Now let us say you’ve made your model but even after so many epochs, the accuracy is constant. Now you’re wondering what went wrong. Let us look at some issues or roadblocks that we face while training a deep network. The most common issue is Vanishing and exploding gradient.
Vanishing Gradient
As more and more layers are added to a neural network, the gradient of the loss approaches 0 making it impossible to train.
Activation functions like sigmoid and tanh squish large input range to small space. Even for a large change in input, there is a small change in output. By the chain rule, the derivative of each layer is multiplied down the network to compute the derivative of the initial layer.
When n layers use activation functions like sigmoid, n small derivatives are multiplied together. Thus gradient decreases exponentially and while backpropagation, the weights of initial layers are not updated.
Solution
- Use ReLU activation function.
- Use the Batch normalization layer.
- Redesign the network to reduce the number of layers.
- Weight initialization (Xavier initialization when sigmoid/tanh is used)

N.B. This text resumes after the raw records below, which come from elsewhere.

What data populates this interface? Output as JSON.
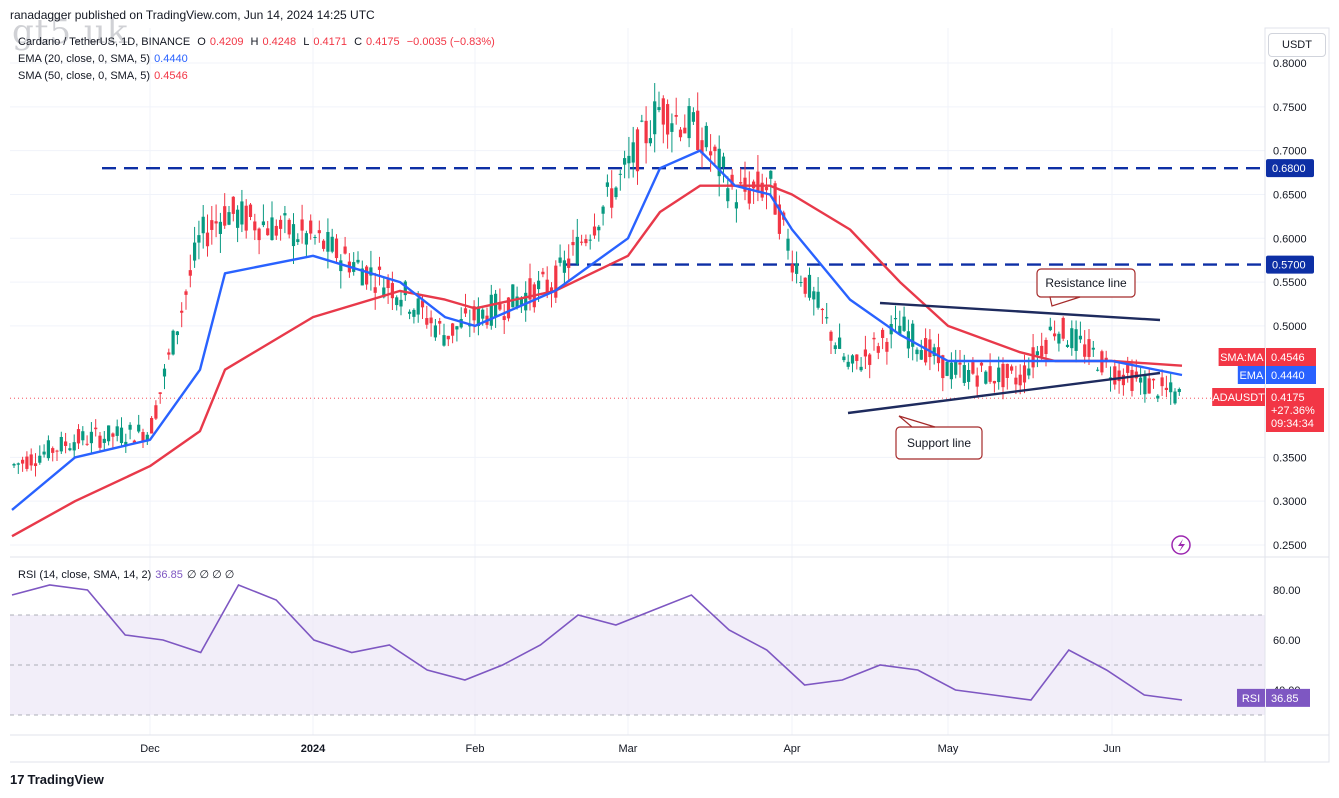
{
  "header": {
    "publisher": "ranadagger published on TradingView.com, Jun 14, 2024 14:25 UTC",
    "watermark": "gt5.uk"
  },
  "legend": {
    "symbol": "Cardano / TetherUS, 1D, BINANCE",
    "o_label": "O",
    "o_value": "0.4209",
    "h_label": "H",
    "h_value": "0.4248",
    "l_label": "L",
    "l_value": "0.4171",
    "c_label": "C",
    "c_value": "0.4175",
    "change": "−0.0035 (−0.83%)",
    "ema_label": "EMA (20, close, 0, SMA, 5)",
    "ema_value": "0.4440",
    "sma_label": "SMA (50, close, 0, SMA, 5)",
    "sma_value": "0.4546",
    "rsi_label": "RSI (14, close, SMA, 14, 2)",
    "rsi_value": "36.85",
    "rsi_extra": "∅ ∅ ∅ ∅"
  },
  "currency_button": "USDT",
  "footer": {
    "brand": "TradingView",
    "logo_mark": "17"
  },
  "colors": {
    "up": "#089981",
    "down": "#f23645",
    "ema": "#2962ff",
    "sma": "#e8394a",
    "level": "#0d2fa5",
    "trend": "#1e2b5e",
    "rsi": "#7e57c2",
    "rsi_band": "#ede7f6"
  },
  "chart_data": [
    {
      "type": "line",
      "title": "Cardano / TetherUS, 1D, BINANCE",
      "x_ticks": [
        "Dec",
        "2024",
        "Feb",
        "Mar",
        "Apr",
        "May",
        "Jun"
      ],
      "y_ticks": [
        "0.8000",
        "0.7500",
        "0.7000",
        "0.6500",
        "0.6000",
        "0.5500",
        "0.5000",
        "0.3500",
        "0.3000",
        "0.2500"
      ],
      "ylim": [
        0.22,
        0.81
      ],
      "price_badges": [
        {
          "label": "SMA:MA",
          "value": "0.4546",
          "y": 0.4546,
          "color": "#f23645"
        },
        {
          "label": "EMA",
          "value": "0.4440",
          "y": 0.444,
          "color": "#2962ff"
        },
        {
          "label": "ADAUSDT",
          "value": "0.4175",
          "extra1": "+27.36%",
          "extra2": "09:34:34",
          "y": 0.4175,
          "color": "#f23645"
        }
      ],
      "level_lines": [
        {
          "value": 0.68,
          "label": "0.6800"
        },
        {
          "value": 0.57,
          "label": "0.5700"
        }
      ],
      "annotations": [
        {
          "text": "Resistance line"
        },
        {
          "text": "Support line"
        }
      ],
      "series": [
        {
          "name": "ADAUSDT",
          "x_date": [
            "Nov 1",
            "Nov 15",
            "Dec 1",
            "Dec 10",
            "Dec 15",
            "Dec 31",
            "Jan 15",
            "Jan 25",
            "Feb 1",
            "Feb 15",
            "Feb 28",
            "Mar 5",
            "Mar 14",
            "Mar 20",
            "Mar 28",
            "Apr 5",
            "Apr 12",
            "Apr 22",
            "May 1",
            "May 15",
            "May 23",
            "Jun 1",
            "Jun 14"
          ],
          "values": [
            0.34,
            0.37,
            0.38,
            0.6,
            0.63,
            0.6,
            0.54,
            0.49,
            0.51,
            0.55,
            0.68,
            0.75,
            0.72,
            0.65,
            0.66,
            0.58,
            0.45,
            0.5,
            0.45,
            0.44,
            0.5,
            0.45,
            0.4175
          ]
        },
        {
          "name": "EMA",
          "values": [
            0.29,
            0.35,
            0.37,
            0.45,
            0.56,
            0.58,
            0.55,
            0.51,
            0.5,
            0.54,
            0.6,
            0.68,
            0.7,
            0.66,
            0.65,
            0.61,
            0.53,
            0.49,
            0.46,
            0.46,
            0.46,
            0.46,
            0.444
          ]
        },
        {
          "name": "SMA",
          "values": [
            0.26,
            0.3,
            0.34,
            0.38,
            0.45,
            0.51,
            0.54,
            0.53,
            0.52,
            0.54,
            0.58,
            0.63,
            0.66,
            0.66,
            0.66,
            0.65,
            0.61,
            0.55,
            0.5,
            0.47,
            0.46,
            0.46,
            0.4546
          ]
        }
      ]
    },
    {
      "type": "line",
      "title": "RSI (14, close, SMA, 14, 2)",
      "y_ticks": [
        "80.00",
        "60.00",
        "40.00"
      ],
      "ylim": [
        20,
        90
      ],
      "band": [
        30,
        70
      ],
      "badge": {
        "label": "RSI",
        "value": "36.85"
      },
      "series": [
        {
          "name": "RSI",
          "values": [
            78,
            82,
            80,
            62,
            60,
            55,
            82,
            76,
            60,
            55,
            58,
            48,
            44,
            50,
            58,
            70,
            66,
            72,
            78,
            64,
            56,
            42,
            44,
            50,
            48,
            40,
            38,
            36,
            56,
            48,
            38,
            36
          ]
        }
      ]
    }
  ]
}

- Residual networks (skip-nets).
Exploding gradient
This is similar to the vanishing gradient except the gradient increases to a very large number rather than diminishing. This happens usually when we use unbounded activation functions like ReLU. The explosion occurs through exponential growth by repeatedly multiplying gradients through the network layers that have values larger than 1.0.
Solution
- Gradient clipping
- Redesign the network to reduce the number of layers.
- Use activation function with bounded range.
- Weight initialization (Kaiming/He initialization).